Hoosiers: A Fall Classic

I love Autumn.  I love the way that the season makes cold weather pleasurable, even preferable, with the crisp air that seems fresher than at any other time of the year and the clouds that hang low to create beautiful sunsets.  I love the leaves and the breezes and the apple cider.  Autumn is a time to slow down and look around - to quietly regroup and reflect.  For me, the movie that best captures the feeling of Fall is Hoosiers.

Basketball has always been my least favorite sport.  It is boring to watch and I never learned how to play so I stayed away from Hoosiers for years out of distaste for the game.  I finally caught up with it on TV during the 90s and I was blown away.  The film is not really about basketball at all, but about second chances and the passage of time.  It creates a world I want to live in.  Director David Anspaugh sets the tone wonderfully during the opening credits as Norman Dale (Gene Hackman in his finest role) drives into the minuscule town of Hickory, Indiana to take a job coaching the high school basketball team in 1954.  Jerry Goldsmith's calming score plays over images of rural farmland during the autumn harvest.

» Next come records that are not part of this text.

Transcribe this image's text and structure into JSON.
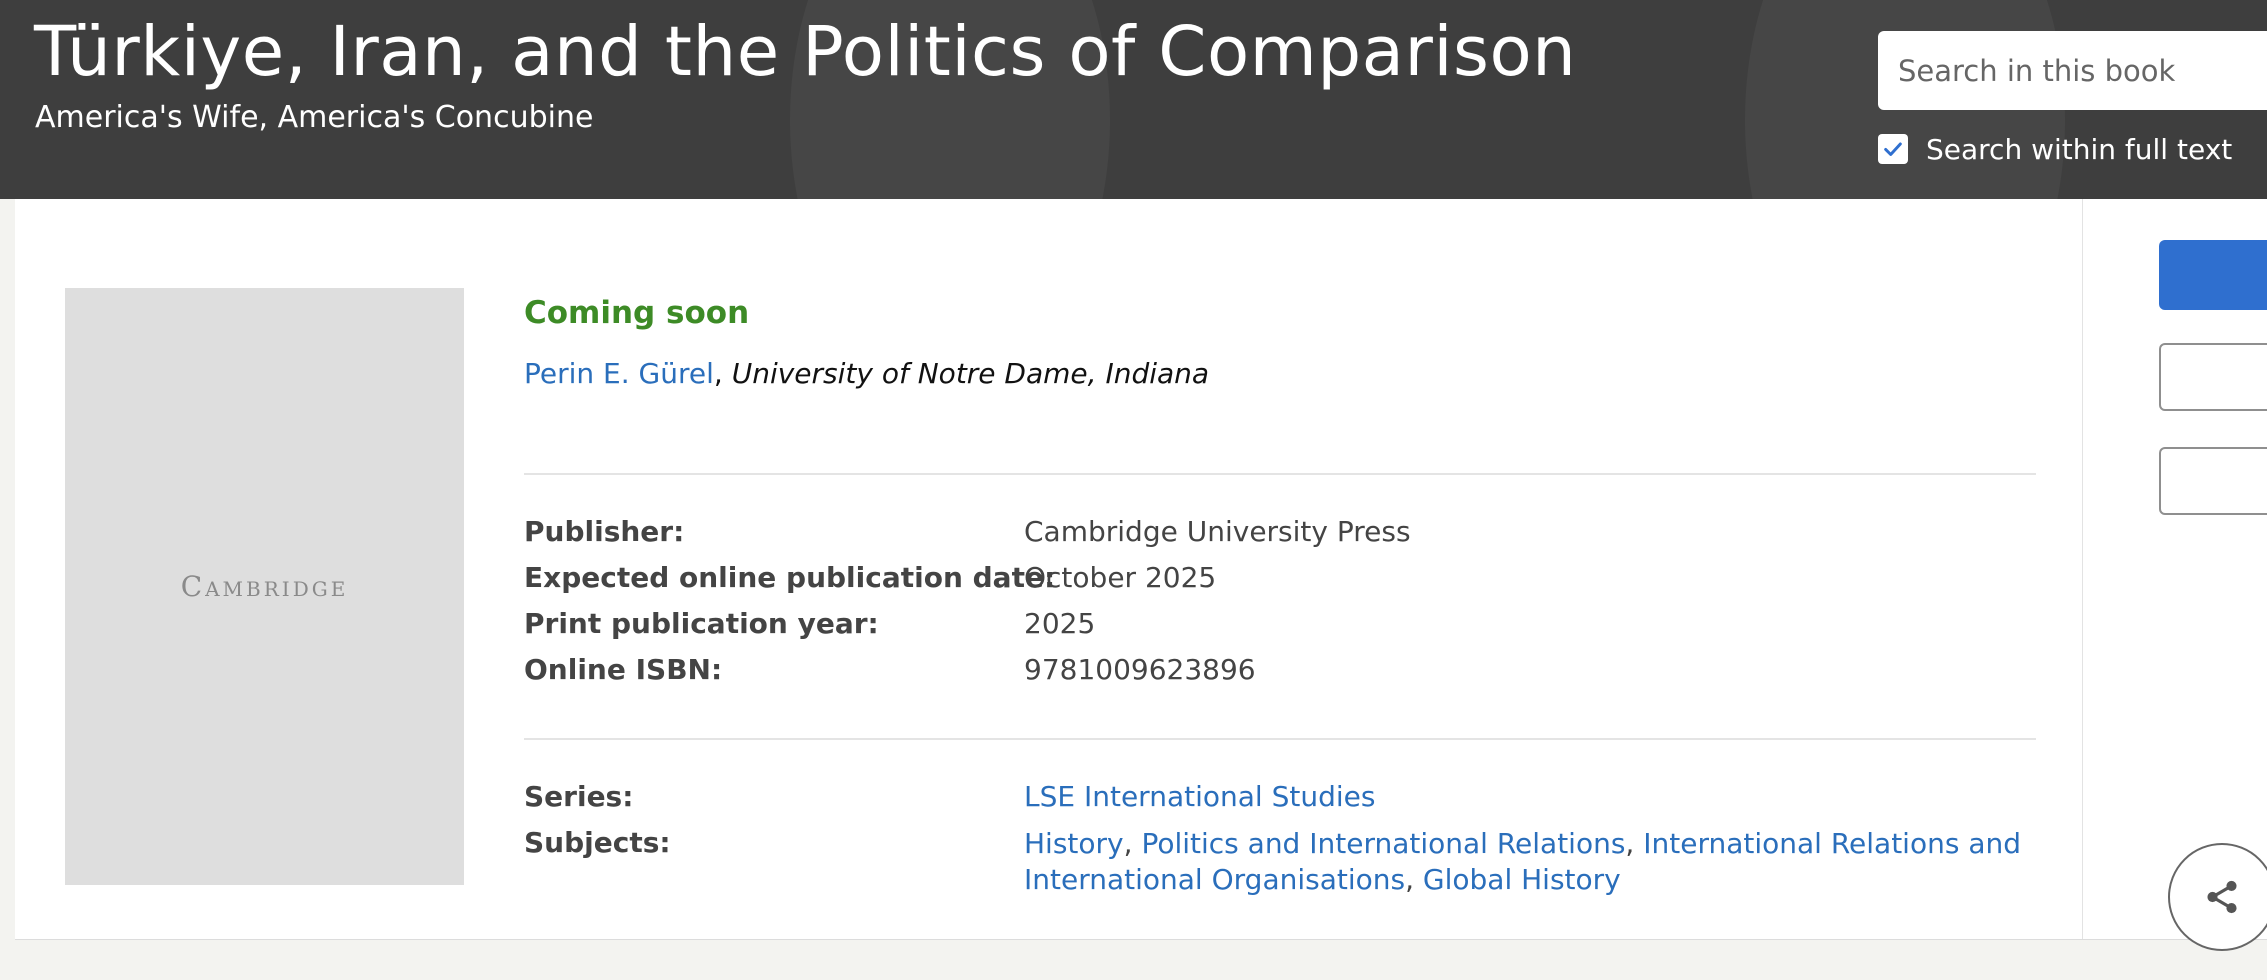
{
  "header": {
    "title": "Türkiye, Iran, and the Politics of Comparison",
    "subtitle": "America's Wife, America's Concubine",
    "search_placeholder": "Search in this book",
    "fulltext_label": "Search within full text",
    "fulltext_checked": true
  },
  "book": {
    "cover_logo": "Cambridge",
    "status": "Coming soon",
    "author_name": "Perin E. Gürel",
    "author_separator": ", ",
    "affiliation": "University of Notre Dame, Indiana"
  },
  "details": [
    {
      "label": "Publisher:",
      "value": "Cambridge University Press"
    },
    {
      "label": "Expected online publication date:",
      "value": "October 2025"
    },
    {
      "label": "Print publication year:",
      "value": "2025"
    },
    {
      "label": "Online ISBN:",
      "value": "9781009623896"
    }
  ],
  "series": {
    "label": "Series:",
    "value": "LSE International Studies"
  },
  "subjects": {
    "label": "Subjects:",
    "items": [
      "History",
      "Politics and International Relations",
      "International Relations and International Organisations",
      "Global History"
    ],
    "separator": ", "
  },
  "icons": {
    "checkbox": "check-icon",
    "share": "share-icon"
  },
  "colors": {
    "header_bg": "#3e3e3e",
    "status_green": "#3d8b26",
    "link_blue": "#2a6ebb",
    "primary_button": "#2f6fcf"
  }
}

Coach Dale has come looking for a fresh start after being fired from coaching college ball.  He encounters some resistance in the local townsfolk due to his unusual methods, but the film does not dwell on these conflicts.  Rather, Hoosiers focuses on the sweet side of human nature.  The coach is tough on his players, but he respects them and finds time to help the town drunk (Dennis Hopper) regain respectability.  He is fundamentally decent just as all the characters are - just as most people in real life are.  There is no need for a cartoonish villain because the characters put pressure on themselves.  They want to become better people.  We all know that the movie will end with the team winning the big game, but the journey is what keeps me coming back to Hoosiers.  The film moves at a leisurely pace and to me is like taking a long stroll on a cool Autumn day.